A new coming-of-age film captures the essence of the human experience
By Isabella West, Arts Editor
Content warning: themes of suicide
Humanist Vampire Seeking Consenting Suicidal Person won the Grand Jury Prize for the RBC Emerging Canadian Artist Award. This award is given to a Canadian director who creates the best first or second-narrative feature film. The jury members for this prize selected Louis-Seize’s film because of its mixture of comedy, drama, and horror which drew audiences in both emotionally and cinematically by her crafted world and characters.
CIFF welcomed over 28,000 audience members for the 24th annual edition. Every year, audiences are invited to vote for the CIFF Audience Choice Awards and this season, Humanist Vampire Seeking Consenting Suicidal Person was voted as the best Canadian Narrative Feature for the Audience Choice Award.
When Sasha’s birthday present is killed by her family, she quickly closes herself off to accepting her own nature— until her parents leave her no choice.
Humanist Vampire Seeking Consenting Suicidal Person is a coming-of-age romantic comedy that explores the need for connection in a nocturnal comedic sense.

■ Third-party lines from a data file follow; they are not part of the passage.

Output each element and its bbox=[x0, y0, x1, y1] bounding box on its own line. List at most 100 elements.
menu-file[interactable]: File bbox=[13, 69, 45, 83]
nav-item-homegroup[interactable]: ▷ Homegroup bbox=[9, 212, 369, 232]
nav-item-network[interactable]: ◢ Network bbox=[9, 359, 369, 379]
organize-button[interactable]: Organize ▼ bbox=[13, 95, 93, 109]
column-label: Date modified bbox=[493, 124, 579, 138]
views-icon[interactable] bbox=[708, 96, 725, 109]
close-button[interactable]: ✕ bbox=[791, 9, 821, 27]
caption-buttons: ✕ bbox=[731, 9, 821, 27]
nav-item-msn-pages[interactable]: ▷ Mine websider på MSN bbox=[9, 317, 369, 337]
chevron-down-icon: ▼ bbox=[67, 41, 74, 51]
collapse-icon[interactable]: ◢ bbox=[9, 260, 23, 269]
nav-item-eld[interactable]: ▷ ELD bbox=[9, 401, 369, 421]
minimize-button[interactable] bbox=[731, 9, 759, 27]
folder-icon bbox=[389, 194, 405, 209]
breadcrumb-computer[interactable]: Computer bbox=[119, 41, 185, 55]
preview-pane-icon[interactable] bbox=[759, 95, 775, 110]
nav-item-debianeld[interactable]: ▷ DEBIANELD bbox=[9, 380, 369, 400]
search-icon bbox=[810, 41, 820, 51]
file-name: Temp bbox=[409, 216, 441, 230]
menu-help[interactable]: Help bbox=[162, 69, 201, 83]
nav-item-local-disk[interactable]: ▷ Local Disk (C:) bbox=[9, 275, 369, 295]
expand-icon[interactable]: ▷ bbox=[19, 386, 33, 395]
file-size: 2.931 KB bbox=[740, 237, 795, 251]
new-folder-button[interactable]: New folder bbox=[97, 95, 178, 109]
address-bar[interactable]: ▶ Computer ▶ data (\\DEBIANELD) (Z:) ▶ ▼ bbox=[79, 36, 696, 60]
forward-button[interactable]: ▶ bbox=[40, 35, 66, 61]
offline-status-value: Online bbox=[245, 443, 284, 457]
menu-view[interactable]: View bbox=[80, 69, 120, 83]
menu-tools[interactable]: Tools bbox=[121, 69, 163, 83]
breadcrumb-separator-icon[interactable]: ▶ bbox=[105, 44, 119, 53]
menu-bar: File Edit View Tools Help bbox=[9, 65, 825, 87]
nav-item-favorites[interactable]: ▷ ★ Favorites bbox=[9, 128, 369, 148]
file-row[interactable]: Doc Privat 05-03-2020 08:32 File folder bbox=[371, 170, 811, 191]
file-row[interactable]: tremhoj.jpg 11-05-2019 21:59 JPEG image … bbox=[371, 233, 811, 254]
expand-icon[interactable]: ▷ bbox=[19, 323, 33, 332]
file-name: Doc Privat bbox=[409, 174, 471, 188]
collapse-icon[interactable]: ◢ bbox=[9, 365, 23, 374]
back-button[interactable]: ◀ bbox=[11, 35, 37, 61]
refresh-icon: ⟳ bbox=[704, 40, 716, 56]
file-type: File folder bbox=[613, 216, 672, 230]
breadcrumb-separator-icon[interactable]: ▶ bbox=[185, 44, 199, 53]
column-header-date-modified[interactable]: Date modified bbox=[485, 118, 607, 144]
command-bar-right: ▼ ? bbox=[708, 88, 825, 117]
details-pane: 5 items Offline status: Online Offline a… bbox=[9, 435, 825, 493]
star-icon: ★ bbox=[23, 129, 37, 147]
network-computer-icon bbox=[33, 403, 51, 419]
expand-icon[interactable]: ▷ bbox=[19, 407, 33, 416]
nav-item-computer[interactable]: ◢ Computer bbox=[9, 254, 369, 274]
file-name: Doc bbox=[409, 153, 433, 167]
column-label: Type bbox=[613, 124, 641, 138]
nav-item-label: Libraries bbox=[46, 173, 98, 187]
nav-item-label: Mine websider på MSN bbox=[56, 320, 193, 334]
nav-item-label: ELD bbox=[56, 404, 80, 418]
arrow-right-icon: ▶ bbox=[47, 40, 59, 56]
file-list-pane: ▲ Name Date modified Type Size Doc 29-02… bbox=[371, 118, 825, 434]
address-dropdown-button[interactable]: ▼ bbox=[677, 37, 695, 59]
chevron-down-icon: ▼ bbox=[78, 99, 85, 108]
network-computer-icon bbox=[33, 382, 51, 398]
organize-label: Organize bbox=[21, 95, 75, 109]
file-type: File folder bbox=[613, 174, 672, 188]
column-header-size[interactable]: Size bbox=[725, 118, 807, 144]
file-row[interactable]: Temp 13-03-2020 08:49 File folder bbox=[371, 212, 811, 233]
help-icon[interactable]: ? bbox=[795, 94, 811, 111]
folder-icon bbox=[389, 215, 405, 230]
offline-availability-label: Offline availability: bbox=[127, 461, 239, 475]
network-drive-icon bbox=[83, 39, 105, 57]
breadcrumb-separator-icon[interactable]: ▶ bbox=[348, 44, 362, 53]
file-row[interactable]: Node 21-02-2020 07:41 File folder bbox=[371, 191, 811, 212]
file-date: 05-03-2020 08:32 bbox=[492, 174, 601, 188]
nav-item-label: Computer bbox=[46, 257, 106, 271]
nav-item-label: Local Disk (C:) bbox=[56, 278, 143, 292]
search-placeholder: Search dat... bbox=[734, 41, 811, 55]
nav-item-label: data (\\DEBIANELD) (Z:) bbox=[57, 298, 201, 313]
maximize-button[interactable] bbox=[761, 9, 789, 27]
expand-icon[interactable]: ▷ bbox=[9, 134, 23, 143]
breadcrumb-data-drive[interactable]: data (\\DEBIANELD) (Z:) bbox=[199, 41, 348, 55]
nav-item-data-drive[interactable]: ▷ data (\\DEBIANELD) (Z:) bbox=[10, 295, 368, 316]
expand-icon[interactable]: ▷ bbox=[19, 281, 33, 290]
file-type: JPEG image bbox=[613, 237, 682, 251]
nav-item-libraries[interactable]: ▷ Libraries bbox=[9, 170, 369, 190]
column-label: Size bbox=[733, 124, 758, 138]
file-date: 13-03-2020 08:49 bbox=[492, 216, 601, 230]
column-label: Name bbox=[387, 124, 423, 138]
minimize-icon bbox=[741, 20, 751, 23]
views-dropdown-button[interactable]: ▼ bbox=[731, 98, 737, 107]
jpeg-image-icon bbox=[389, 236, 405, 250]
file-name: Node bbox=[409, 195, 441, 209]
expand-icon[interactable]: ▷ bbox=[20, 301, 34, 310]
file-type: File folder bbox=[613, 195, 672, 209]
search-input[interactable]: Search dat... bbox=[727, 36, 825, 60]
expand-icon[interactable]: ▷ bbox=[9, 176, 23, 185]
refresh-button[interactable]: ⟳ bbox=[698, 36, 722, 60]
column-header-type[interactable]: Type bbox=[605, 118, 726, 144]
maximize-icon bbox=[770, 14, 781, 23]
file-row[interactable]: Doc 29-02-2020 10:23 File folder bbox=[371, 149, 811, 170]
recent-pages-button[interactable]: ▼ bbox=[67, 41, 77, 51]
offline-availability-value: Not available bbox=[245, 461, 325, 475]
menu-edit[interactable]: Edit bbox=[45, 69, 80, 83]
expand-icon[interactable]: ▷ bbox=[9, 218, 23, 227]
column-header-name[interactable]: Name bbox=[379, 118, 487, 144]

This French-Canadian film screened at the Calgary International Film Festival (CIFF) on Sept. 28, and has had much success at other film festivals around Canada.
Ariane Louis-Seize, director and co-screenwriter of Humanist Vampire Seeking Consenting Suicidal Person said that she has always loved vampire and supernatural storylines— but more in the sense of coming-of-age, indie films rather than box office films.
Louis-Seize further explained that she likes to mix tones and thinks that there is a lot of creative freedom in playing with the lightness of mumblecore films while mixing in her own take on vampire storylines.
“In tragedy, you can find some humor in it and in fun situations, sometimes there’s sadness,” said Louis-Seize.
Sasha, the main character in the film, is a vampire who refuses to kill after experiencing a traumatic event at a young age. But, as the years go on, Sasha’s parents grow frustrated with her inability to accept her nature and cut off her blood supply— forcing her to either accept who she is or suffer the consequences of not having her life-giving sustenance.
Once Sasha ventures out on her own, she meets a boy, Paul, who has been experiencing suicidal tendencies. Sasha and Paul make an agreement that would benefit both of them, but before Sasha can go through with it, she decides that Paul needs to complete his dying wish— leading to a full-blown night-time adventure.
This film truly encompassed the awkward teen experience while never ceasing to make the audience laugh.
Louis-Seize said that although this film is primarily a comedy about death— it’s also a pretext to talk about life and to convey that we all need love and crave human connection.
“I wanted people to walk out from the theatre and feel more full,” said Louis-Seize.
Leaving the theatre, the audience members were left with a refreshed perspective of the teen experience and the awareness that sometimes, all we need is a little bit of connection to overcome our burdens.
Unfortunately, the film will only be released in Quebec for the time being. However, Louis-Seize is in the process of getting it released throughout Canada.